HTTP request sent, awaiting response... 200 OK
Length: 74265858 (71M) [binary/octet-stream]
Saving to: ‘0.pkl’

0.pkl                   100%[=============================>]  70.83M  8.27MB/s    in 8.7s    

2024-06-17 09:40:12 (8.17 MB/s) - ‘0.pkl’ saved [74265858/74265858]
# ...and it seems to be the case.
# I can verify the HTTP URL also works on an incognito browser window

Here are a couple options your getting your access

  1. Run aws configure with any valid credentials you may have on an AWS tenant. The permissions of that user should be irrelevant for the public dataset, but will at least provide valid data to sign your requests with
  2. Disable the boto3 signing step, which seems to vary depending on your version. Check out this StackOverflow answer that has a few different suggestions (that may also vary depending if you use boto3.client vs boto3.resource): https://stackoverflow.com/questions/34865927/can-i-use-boto3-anonymously/34866092#34866092
StefanHangler commented 1 month ago

Thanks for the quick and detailed response! That was very helpful.

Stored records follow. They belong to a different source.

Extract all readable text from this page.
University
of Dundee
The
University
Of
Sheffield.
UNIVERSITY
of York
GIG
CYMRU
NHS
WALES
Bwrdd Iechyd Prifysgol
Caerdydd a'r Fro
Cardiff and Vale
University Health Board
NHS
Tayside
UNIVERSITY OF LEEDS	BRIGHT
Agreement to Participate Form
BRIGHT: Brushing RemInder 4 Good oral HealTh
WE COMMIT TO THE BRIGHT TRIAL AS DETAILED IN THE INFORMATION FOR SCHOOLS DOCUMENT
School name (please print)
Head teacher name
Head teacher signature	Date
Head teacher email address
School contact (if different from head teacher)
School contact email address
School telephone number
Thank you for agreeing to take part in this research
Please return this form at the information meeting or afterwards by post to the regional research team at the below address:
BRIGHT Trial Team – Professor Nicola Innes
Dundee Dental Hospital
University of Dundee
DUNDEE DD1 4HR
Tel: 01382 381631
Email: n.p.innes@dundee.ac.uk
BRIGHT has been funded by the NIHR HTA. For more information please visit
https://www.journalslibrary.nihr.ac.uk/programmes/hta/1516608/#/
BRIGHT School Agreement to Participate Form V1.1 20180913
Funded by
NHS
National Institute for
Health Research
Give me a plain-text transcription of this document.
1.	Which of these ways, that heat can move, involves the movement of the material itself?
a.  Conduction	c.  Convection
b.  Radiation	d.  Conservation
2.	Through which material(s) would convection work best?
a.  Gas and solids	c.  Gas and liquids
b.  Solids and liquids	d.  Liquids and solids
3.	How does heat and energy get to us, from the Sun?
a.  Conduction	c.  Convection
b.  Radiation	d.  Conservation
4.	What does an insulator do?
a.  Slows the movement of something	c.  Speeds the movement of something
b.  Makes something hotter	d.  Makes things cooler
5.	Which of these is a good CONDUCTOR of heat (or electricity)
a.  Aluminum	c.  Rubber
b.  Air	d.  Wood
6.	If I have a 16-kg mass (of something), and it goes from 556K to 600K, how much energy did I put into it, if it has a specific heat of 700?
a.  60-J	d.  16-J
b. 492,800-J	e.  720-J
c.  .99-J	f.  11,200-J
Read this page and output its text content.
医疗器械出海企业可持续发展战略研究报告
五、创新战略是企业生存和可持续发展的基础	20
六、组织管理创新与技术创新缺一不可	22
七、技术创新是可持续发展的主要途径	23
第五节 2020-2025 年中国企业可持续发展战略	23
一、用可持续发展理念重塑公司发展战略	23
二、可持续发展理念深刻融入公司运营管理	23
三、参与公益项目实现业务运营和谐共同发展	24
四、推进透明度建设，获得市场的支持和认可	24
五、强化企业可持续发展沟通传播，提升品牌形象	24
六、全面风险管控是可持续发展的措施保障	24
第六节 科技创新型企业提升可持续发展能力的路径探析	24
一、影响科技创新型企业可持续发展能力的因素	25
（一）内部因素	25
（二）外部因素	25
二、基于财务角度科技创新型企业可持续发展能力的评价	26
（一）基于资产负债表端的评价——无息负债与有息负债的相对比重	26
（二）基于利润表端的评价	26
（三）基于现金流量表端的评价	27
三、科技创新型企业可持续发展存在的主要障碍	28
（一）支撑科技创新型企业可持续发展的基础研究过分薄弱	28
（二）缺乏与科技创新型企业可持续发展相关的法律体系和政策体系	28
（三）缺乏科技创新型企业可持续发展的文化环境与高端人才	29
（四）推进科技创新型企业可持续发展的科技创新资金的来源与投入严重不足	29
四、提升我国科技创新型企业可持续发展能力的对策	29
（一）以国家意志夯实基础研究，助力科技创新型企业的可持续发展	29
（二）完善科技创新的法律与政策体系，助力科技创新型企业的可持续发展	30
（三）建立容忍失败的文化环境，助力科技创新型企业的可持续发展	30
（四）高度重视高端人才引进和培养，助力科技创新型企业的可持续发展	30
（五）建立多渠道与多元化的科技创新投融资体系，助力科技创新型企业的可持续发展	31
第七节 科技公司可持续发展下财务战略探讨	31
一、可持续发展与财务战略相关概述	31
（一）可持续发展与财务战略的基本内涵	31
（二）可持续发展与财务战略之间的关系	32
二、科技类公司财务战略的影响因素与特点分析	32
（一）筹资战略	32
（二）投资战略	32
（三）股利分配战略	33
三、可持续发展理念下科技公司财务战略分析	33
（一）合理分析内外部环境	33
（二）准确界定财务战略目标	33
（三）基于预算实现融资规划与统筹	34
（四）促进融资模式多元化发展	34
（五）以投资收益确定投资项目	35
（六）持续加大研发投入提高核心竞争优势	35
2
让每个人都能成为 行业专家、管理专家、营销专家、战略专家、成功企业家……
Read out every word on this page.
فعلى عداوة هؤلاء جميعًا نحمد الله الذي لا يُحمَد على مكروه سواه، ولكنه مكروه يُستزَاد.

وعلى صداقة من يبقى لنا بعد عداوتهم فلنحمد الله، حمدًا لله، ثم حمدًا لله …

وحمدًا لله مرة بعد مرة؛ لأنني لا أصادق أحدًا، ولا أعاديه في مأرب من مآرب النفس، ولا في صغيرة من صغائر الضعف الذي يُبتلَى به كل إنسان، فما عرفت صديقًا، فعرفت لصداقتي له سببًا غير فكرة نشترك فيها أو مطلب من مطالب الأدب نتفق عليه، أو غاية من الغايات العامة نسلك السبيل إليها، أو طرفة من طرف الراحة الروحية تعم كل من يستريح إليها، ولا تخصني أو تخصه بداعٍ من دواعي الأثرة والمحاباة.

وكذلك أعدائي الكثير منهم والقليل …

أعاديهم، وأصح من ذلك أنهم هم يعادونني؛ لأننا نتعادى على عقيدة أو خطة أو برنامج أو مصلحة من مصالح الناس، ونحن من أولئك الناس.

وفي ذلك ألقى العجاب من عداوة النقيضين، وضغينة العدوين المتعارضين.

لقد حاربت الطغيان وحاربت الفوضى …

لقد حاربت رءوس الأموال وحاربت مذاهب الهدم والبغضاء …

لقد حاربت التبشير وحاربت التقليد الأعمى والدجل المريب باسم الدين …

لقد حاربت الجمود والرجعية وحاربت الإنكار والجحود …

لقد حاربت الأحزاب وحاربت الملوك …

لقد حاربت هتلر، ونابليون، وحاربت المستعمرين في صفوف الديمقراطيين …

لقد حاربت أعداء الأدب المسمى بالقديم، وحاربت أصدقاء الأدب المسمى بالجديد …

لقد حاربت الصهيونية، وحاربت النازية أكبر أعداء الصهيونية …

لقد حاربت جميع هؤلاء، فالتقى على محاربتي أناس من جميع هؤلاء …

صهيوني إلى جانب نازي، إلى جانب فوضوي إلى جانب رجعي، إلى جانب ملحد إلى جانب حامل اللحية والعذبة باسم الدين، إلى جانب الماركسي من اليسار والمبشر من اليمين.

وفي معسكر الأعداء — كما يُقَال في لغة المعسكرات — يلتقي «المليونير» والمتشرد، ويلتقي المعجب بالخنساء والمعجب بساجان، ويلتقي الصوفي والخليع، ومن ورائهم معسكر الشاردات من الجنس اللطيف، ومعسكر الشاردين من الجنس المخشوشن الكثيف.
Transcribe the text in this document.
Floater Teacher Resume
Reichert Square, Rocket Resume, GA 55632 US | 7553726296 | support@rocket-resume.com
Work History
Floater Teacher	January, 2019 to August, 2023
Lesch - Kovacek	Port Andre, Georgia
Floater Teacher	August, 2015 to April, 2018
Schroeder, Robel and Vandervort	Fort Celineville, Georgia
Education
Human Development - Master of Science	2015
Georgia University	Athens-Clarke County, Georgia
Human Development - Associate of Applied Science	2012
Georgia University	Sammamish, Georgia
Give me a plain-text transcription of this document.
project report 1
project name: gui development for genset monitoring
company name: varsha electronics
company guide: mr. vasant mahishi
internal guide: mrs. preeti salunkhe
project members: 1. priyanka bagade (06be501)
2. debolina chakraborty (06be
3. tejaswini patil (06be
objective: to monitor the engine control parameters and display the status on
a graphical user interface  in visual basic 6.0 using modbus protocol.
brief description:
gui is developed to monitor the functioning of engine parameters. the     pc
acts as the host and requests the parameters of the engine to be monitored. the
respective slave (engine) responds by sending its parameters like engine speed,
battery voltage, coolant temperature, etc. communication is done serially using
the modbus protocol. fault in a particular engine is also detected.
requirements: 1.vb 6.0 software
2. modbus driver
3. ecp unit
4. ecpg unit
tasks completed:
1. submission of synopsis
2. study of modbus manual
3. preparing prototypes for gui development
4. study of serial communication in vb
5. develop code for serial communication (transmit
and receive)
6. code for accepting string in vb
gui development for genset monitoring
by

I managed to work around the credential issue with a boto3 setup to bypass the signing step. Here’s the code snippet that ended up working for me with boto3 version 1.9.251:

import boto3

def download_public_file(bucket_name, object_key, download_path):
    s3_client = boto3.client('s3', aws_access_key_id='', aws_secret_access_key='', region_name='us-west-2')
    s3_client._request_signer.sign = (lambda *args, **kwargs: None)

        s3_client.download_file(bucket_name, object_key, download_path)
        print(f"Downloaded {object_key} to {download_path}")
    except Exception as e:
        print(f"Failed to download {object_key}: {e}")

# Usage
bucket_name = 'terray-public'
object_key = 'datasets/coati_data/0.pkl'
download_path = 'path/to/store/file/0.pkl'
download_public_file(bucket_name, object_key, download_path)

I also noticed that the file 0.pkl is around 75MB, which seems much smaller than expected. The dataset.py mentions that the dataset should be around 340GB. Could you confirm if 0.pkl is part of a larger set of files or if there's another location where the full dataset is stored?

Thanks again for your assistance!

Best, Stefan